Boy With Glasses It starts slowly — your child begins to squint at the television or complains that he has to move closer to the front of the class to see the blackboard. Your child is becoming myopic, or nearsighted. He can see objects very well up close, but far away they are a big old blurry mess.

Myopia is very common, and is most often diagnosed as your child enters adolescence and experiences a growth spurt. If you or your spouse (or both) are myopic, chances are your child will be as well. You child will need glasses or contact lenses to correct his vision. Other common eye conditions that require glasses or contact lenses include hyperopia (farsightedness), where far away objects are clear and close objects are blurry; and astigmatism, where both far and close objects are blurry.

Some kids might not tell you that they are having trouble seeing; they may be embarrassed or not understand that there is a problem. Here are some signs your child needs corrective lenses:

  • Recurrent headaches
  • Falling grades
  • Frequent eye-rubbing
  • Frequent squinting

Helpful tips for children who need corrective lenses

If your child needs corrective lenses, you can make an appointment with an ophthalmologist or an optometrist. Your child will receive a vision test to determine the strength of the lenses needed. Your child may be self-conscious about wearing glasses, so be patient and understanding.

  • Find a model. Any role models – real or imagined – can help children adjust to the idea. If you wore glasses as a youngster, get out the old pictures and show him. Television characters or characters from literature (such as Harry Potter) can also help children warm up to the idea.
  • Get fitted correctly. A child's face is not just a smaller version of an adult’s; noses and cheeks are proportioned differently. And as your child grows, so will her face shape. Make sure the person who fits the glasses is experienced in fitting children.
  • Let her be choosy. Letting your child choose her frames will help ensure she wears the glasses. If the correction is especially strong, ask your optician about using thinner and lighter lenses.
  • Help avoid replacements. Children are likely to be tough on glasses. Choose a strong frame — metal or plastic — with flexible hinges. And for safety, the lenses should be made of a shatter resistant plastic called polycarbonate.
  • Consider contacts. Your child may prefer to wear contact lenses. There’s no set age for when this can happen; it depends on how responsible your child is.
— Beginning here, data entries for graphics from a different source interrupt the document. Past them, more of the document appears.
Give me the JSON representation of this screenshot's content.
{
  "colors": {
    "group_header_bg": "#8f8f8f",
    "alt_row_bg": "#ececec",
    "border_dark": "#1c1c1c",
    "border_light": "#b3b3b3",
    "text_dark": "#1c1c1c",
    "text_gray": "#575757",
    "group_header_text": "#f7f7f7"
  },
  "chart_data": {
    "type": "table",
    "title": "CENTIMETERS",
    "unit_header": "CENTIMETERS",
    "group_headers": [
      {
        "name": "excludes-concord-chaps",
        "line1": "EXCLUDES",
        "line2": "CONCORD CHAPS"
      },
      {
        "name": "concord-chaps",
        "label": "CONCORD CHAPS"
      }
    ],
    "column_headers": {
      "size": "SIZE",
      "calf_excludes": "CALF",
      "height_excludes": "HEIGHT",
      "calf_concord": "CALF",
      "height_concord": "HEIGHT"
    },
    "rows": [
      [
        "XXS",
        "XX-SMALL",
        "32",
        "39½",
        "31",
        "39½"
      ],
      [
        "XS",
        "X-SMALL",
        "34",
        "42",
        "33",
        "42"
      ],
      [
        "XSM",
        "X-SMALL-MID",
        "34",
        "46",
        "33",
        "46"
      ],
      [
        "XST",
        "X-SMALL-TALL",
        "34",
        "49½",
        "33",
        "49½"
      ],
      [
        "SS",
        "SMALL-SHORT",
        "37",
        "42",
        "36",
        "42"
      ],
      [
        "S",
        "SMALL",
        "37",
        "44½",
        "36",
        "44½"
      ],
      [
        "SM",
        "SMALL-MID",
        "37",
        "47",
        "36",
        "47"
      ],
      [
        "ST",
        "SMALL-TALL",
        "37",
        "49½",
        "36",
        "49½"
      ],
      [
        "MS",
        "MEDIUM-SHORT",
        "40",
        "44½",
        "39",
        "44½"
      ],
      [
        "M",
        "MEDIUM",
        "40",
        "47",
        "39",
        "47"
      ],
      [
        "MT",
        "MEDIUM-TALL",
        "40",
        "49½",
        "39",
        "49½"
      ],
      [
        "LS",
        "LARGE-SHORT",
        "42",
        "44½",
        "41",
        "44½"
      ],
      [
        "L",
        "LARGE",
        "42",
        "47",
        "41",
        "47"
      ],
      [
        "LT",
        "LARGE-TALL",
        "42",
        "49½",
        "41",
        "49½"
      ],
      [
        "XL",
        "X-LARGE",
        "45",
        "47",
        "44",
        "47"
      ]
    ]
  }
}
Contact lenses need more care than glasses, and can be easily lost if they’re dislodged from the eye. However, they’re great for sports and other recreational uses, and may improve performance.
  • Be “sun safe.” Children are at a higher risk for sun damage because their eyes are less likely to block harmful ultraviolet (UV) rays. Kids also spend more time outdoors. Make sure your child wears sunglasses with 100 UV protection. Often, there is an option to choose a protective UV coating on the prescription lenses. Flip-down sun lenses are available for kids who wear regular glasses.